Retry API request to a target endpoint when we get particular error response.

Hi,

We have requirement to retry a request when we get 429 error response from target endpoint, we need to hold that request and retry after (60-70 seconds) to that same target endpoint. Is it possible to do?

We have also went through this Community Post and found that to retry we need  at least two target servers. But in our case we have only one target endpoint.

Need Some experts opinions on the above ask.

Thanks

@dchiesa1 @kurtkanaskie @dknezic @shrenikkumar-s 

 

 

Solved Solved
3 2 550
1 ACCEPTED SOLUTION

We have requirement to retry a request when we get 429 error response from target endpoint, we need to hold that request and retry after (60-70 seconds) to that same target endpoint. Is it possible to do?
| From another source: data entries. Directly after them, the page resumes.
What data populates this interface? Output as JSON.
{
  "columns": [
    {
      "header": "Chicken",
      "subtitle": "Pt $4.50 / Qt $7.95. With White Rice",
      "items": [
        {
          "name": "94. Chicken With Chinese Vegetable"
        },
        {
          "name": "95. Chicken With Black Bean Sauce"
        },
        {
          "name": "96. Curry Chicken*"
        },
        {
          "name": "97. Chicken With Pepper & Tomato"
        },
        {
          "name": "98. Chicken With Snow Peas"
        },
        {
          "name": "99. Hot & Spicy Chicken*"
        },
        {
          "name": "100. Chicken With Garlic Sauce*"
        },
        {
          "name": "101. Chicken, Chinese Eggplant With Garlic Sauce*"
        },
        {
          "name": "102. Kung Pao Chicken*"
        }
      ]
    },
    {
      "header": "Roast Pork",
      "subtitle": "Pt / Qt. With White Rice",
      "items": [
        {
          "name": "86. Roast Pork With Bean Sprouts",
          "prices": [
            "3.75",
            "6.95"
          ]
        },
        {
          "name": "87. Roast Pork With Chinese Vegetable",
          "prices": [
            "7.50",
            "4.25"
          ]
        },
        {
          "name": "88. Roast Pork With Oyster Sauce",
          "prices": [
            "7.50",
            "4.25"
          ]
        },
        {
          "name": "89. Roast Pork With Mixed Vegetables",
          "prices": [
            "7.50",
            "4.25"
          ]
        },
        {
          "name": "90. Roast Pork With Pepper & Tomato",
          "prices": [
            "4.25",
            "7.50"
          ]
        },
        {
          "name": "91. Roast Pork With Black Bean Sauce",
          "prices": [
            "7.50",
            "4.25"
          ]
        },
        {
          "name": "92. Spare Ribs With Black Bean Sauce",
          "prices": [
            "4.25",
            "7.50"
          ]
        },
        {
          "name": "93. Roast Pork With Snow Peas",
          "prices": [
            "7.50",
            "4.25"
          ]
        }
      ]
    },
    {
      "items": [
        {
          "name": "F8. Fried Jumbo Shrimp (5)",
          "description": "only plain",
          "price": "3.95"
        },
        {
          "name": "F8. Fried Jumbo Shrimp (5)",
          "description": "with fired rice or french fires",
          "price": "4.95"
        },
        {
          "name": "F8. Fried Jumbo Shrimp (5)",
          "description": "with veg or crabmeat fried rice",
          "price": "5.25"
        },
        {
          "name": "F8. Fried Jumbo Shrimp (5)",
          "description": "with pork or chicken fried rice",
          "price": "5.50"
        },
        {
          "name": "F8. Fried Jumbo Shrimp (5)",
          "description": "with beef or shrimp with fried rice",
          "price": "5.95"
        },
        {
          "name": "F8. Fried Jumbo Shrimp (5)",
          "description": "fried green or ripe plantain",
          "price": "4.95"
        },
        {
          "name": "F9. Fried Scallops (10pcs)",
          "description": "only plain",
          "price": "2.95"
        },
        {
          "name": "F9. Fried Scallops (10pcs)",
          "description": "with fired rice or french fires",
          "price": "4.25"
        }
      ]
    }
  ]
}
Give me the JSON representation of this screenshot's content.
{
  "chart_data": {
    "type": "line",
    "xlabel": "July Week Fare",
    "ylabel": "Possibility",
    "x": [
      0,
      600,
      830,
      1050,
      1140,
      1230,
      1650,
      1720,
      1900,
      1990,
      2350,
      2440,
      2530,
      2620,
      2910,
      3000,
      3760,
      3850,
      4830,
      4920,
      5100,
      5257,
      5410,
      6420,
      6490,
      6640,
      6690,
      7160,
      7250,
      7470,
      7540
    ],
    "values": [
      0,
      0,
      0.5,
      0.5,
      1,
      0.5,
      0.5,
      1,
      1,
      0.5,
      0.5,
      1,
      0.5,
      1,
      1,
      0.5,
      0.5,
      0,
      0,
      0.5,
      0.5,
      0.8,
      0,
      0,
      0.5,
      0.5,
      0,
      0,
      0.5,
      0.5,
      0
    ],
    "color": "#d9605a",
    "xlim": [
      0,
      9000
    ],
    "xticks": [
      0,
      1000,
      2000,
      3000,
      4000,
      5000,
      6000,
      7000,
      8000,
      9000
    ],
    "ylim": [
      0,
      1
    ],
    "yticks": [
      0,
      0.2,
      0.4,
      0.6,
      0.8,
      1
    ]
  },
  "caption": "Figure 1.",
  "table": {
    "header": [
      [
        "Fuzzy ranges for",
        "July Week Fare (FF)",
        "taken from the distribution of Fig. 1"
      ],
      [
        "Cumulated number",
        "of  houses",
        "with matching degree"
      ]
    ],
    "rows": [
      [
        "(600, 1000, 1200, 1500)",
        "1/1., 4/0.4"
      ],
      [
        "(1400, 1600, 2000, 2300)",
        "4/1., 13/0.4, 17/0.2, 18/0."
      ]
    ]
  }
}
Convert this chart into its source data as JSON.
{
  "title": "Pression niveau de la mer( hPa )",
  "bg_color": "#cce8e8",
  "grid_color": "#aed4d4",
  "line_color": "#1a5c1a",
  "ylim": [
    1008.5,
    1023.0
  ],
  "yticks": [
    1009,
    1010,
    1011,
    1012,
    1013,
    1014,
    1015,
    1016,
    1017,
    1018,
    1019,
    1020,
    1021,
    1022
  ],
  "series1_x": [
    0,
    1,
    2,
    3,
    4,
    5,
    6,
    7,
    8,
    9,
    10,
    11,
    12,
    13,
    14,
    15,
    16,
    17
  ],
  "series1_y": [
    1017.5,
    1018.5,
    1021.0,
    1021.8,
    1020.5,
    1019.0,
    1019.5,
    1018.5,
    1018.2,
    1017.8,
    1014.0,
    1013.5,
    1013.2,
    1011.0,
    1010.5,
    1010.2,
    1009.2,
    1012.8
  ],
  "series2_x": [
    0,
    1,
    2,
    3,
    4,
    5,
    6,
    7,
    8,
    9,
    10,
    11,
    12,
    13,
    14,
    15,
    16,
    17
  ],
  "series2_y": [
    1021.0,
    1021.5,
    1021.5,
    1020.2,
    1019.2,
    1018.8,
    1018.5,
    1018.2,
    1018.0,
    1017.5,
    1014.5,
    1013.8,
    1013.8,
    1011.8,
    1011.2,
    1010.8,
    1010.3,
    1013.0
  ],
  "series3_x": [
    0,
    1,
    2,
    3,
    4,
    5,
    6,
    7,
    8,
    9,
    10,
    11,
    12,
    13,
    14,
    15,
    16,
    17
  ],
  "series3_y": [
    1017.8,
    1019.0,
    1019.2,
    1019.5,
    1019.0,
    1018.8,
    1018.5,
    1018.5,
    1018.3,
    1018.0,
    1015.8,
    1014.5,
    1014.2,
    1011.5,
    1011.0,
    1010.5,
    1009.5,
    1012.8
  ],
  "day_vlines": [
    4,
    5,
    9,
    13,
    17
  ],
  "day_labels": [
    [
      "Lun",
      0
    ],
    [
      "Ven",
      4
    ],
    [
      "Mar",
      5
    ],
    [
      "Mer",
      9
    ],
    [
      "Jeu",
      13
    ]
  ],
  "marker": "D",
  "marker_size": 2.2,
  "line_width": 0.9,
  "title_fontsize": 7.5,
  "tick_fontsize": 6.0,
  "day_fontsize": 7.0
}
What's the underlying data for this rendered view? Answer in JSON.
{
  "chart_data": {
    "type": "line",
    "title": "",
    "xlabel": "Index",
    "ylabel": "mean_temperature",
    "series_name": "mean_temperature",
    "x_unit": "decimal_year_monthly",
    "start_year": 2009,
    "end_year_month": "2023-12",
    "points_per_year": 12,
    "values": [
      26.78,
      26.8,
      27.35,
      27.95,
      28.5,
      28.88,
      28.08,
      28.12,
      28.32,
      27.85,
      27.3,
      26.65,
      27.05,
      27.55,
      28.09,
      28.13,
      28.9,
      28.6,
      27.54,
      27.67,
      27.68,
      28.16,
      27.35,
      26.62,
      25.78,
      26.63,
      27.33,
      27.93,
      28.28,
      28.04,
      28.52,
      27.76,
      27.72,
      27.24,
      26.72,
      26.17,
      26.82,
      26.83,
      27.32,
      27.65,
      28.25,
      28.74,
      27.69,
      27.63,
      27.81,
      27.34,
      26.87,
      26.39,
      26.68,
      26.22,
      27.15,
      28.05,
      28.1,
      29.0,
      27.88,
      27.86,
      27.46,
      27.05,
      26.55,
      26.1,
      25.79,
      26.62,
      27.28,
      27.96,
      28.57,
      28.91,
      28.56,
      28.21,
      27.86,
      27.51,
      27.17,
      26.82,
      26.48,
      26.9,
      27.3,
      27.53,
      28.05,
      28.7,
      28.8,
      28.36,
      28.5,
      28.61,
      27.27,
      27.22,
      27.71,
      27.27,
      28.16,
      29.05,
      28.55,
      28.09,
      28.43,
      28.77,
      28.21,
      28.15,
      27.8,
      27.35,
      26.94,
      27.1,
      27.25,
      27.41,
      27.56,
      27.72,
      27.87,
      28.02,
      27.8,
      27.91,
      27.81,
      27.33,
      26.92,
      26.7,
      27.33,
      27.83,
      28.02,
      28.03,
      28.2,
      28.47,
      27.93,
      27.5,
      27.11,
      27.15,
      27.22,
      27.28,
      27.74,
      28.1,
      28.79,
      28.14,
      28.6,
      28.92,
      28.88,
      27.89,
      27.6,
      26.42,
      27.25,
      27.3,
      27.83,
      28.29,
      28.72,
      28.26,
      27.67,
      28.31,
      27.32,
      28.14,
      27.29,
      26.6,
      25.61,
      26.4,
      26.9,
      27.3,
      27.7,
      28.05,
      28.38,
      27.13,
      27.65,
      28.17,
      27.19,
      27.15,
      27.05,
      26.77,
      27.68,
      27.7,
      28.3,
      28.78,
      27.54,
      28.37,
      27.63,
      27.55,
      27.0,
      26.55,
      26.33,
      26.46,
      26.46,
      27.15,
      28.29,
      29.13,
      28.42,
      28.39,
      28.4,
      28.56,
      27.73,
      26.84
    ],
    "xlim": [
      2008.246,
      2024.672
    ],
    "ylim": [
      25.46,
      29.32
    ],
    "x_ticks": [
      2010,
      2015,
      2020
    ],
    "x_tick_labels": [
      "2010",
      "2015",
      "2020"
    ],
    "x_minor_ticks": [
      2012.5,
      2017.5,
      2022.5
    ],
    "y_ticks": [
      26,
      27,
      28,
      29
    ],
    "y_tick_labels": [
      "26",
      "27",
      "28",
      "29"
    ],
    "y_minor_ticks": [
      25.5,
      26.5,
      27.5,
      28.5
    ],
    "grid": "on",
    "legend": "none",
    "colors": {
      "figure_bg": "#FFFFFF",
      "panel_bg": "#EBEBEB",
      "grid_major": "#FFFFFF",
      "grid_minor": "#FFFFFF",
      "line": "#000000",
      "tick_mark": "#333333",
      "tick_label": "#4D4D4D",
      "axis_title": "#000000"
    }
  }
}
It is possible to do what you describe, but you wouldn't use Apigee to do that.  You'd use the combination of Apigee and another tool, a different tool. The Apigee Platform, focused around API Management, offers some useful capabilities in the areas of publishing an API Product catalog, implementing a common control layer for APIs, and gaining insight from analysis and security checks on API traffic. But APIs are synchronous, and the Apigee runtime is not a good container or tool for managing long-running transactions with branching, exception management, and related controls. The Apigee runtime isn't designed to hold onto pending requests for 60-70 seconds or more. In fact the default timeout is ~55 seconds, which means Apigee will drop the inbound connection if the initial API call does not resolve before that timespan elapses. An API Architect will tell you that 55 seconds is much too long anyway, and you should be designing your APIs to respond in well under that threshold. 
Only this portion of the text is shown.